What you need to know about Phyllanthus niruri

Phyllanthus niruri may help break up urinary tract stones

Phyllanthus niruri is a plant with potential benefits for the wellbeing. For example, it may play a role in the treatment of ulcers and urinary tract stones. However there is insufficient evidence of its safety and effectiveness due to a lack of research.

Originating in India, the Phyllanthus niruri plant is native to tropical coastal areas. It has long played a part in the treatment of several conditions in herbal medicine including:

  • urinary tract stones
  • dysentery
  • ulcers
  • swelling
  • diseases that mainly affect the genitals, particularly the urinary tract

Few work does however support any of these uses.

In this post, we explain Phyllanthus niruri’s potential health benefits, and the evidence behind them.

Phyllanthus niruri may help break up urinary tract stones
Phyllanthus niruri may help break up urinary tract stones.
Image credit: Challiyan, 2018.

Possible health benefits 

Phyllanthus niruri may help treat the following medical problems:

Urinary tract stones

Phyllanthus niruri may help break up or decrease the size of stones forming in the urinary tract.

Researchers found that Phyllanthus niruri helped reduce the size of those stones in a 2018 analysis with 56 participants. Researchers also found that the removal of magnesium and potassium from the body via the urine was enhanced.

Another study found that Phyllanthus niruri had helped to reduce urinary tract stone development.

Confirming those promising results would require higher quality clinical trials.

Issues requiring diuretics

Diuretics have the body absorb salt and sodium. These will help treat hypertension and a number of other disorders.

Many herbal medicine practitioners use Phyllanthus niruri as a diuretic.

Researchers found in a 2018 report that Phyllanthus niruri has a diuretic effect in rats, thus improving sodium excretion in urine. Additional research can confirm if the plant has this impact in humans.

Viral infections

A 2013 study looked ant the impact of four species of Phyllanthus on herpes simplex virus in cell cultures. While the least effective species was Phyllanthus niruri, the virus has tended to be combated.

Other studies indicate Phyllanthus niruri could be effective in treating other diseases, such as hepatitis B and HIV. Until drawing conclusions, however, researchers will need to further investigate the effects in living animals and humans.


Researchers found in a rat study in 2017 that Phyllanthus niruri tended to minimize both the inflammation and ibuprofen.

Also, a 2013 study in rats and mice found that a plant extract might be able to combat inflammation.


A study in rats in 2017 showed that Phyllanthus niruri could reduce the size of the ulcers.

Moreover, human work is critical in deciding whether plant extract can be an important component of the treatment of ulcers.


A 2010 rat study found that Phyllanthus niruri has the potential to be of assistance in diabetes treatment. Researchers concluded that plant extracts could help lower blood sugar fastening and avoid spikes of blood sugar.

Another study showed that a different species of Phyllanthus could reduce blood sugar levels and weight in mice with diabetes.

How do people use it?

The leaves and extracts of Phyllanthus niruri are used in teas and supplement tablets.

It should be addressed with a doctor or other healthcare provider before using Phyllanthus niruri. Additives can cause adverse effects and interfere with ongoing therapies.

Phyllanthus niruri or any other supplements are not approved by the Food and Drug Administration (FDA). Such items can differ in content and quality.

Read reviews carefully before buying supplements, and check labels for any additional ingredients.

Risks and side effects

Data on adverse effects of Phyllanthus niruri is minimal. This is due to a lack of human research— so far almost all of the relevant studies have been in animals or cell cultures.

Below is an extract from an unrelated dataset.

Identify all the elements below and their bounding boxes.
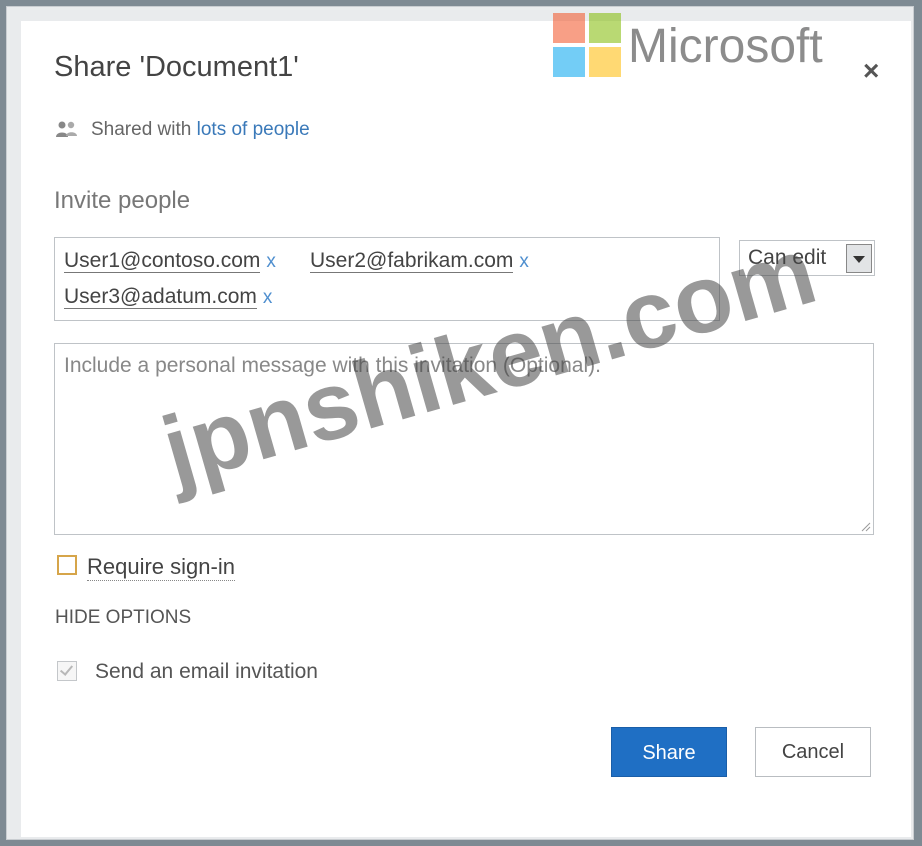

A 2011 study studied Phyllanthus niruri toxicity in rats. The researchers found no defects or other signs of toxicity in the internal organs.

Naturally, though, humans have bigger, more complex bodies than rodents, and it’s hard to anticipate whether the effects of rodents would mimic human effects.

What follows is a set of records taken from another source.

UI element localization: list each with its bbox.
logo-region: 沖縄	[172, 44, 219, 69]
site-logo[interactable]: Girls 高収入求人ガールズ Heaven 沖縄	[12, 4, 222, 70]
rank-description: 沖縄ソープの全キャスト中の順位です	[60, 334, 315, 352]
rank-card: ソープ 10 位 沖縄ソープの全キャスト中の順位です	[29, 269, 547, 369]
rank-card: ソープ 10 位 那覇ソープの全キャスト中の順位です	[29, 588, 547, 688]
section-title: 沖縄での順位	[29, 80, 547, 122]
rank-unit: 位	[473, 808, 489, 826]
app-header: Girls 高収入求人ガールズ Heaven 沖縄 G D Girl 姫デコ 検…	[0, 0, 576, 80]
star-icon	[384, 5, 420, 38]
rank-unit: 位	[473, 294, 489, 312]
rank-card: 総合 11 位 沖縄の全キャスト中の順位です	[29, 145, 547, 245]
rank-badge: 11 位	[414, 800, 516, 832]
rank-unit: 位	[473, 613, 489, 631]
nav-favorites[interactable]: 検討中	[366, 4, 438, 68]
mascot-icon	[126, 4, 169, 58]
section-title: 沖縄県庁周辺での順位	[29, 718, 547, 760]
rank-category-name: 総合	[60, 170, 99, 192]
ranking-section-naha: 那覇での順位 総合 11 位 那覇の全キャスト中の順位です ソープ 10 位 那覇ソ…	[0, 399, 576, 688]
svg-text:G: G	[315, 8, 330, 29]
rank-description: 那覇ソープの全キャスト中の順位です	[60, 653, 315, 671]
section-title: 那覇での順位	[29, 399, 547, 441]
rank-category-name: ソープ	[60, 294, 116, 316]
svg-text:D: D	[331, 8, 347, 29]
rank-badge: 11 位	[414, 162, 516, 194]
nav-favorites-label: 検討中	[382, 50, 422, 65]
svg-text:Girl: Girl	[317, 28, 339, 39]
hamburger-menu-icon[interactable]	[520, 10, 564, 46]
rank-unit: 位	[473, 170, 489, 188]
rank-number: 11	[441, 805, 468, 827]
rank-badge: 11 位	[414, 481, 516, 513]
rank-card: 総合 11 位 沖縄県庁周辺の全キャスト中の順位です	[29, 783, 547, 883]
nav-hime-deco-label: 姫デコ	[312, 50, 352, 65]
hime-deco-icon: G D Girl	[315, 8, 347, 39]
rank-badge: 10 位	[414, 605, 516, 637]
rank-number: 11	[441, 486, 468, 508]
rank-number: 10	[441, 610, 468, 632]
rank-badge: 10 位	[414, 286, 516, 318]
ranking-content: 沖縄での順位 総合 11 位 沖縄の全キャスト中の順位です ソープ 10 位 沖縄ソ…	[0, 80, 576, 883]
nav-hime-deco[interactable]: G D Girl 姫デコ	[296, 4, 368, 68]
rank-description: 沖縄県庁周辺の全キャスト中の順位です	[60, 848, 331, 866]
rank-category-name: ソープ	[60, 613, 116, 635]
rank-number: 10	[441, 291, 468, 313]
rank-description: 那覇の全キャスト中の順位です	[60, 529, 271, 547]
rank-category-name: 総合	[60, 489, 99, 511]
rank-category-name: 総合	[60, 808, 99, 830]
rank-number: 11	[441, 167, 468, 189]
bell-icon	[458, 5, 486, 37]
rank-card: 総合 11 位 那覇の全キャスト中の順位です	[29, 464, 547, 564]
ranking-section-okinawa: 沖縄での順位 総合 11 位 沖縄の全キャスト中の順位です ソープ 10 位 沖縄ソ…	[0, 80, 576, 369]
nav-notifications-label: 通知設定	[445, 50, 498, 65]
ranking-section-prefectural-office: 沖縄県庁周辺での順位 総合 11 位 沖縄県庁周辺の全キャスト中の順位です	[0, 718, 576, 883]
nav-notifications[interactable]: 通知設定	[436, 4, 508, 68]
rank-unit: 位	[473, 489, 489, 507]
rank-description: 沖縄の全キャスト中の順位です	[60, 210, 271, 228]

Consult a doctor before using any product which contains Phyllanthus niruri. In any supplement, the ingredients may interfere with medicines or cause other adverse effects.


Phyllanthus niruri has long been involved in herbal medicine, especially in the treatment of stones and ulcers in the urinary tract.

However, the use of Phyllanthus niruri is currently supported by little scientific evidence.

Current minimal research has primarily involved either animals or cell cultures. The effectiveness or safety of Phyllanthus niruri can not be guaranteed until more research is conducted by scientists in humans.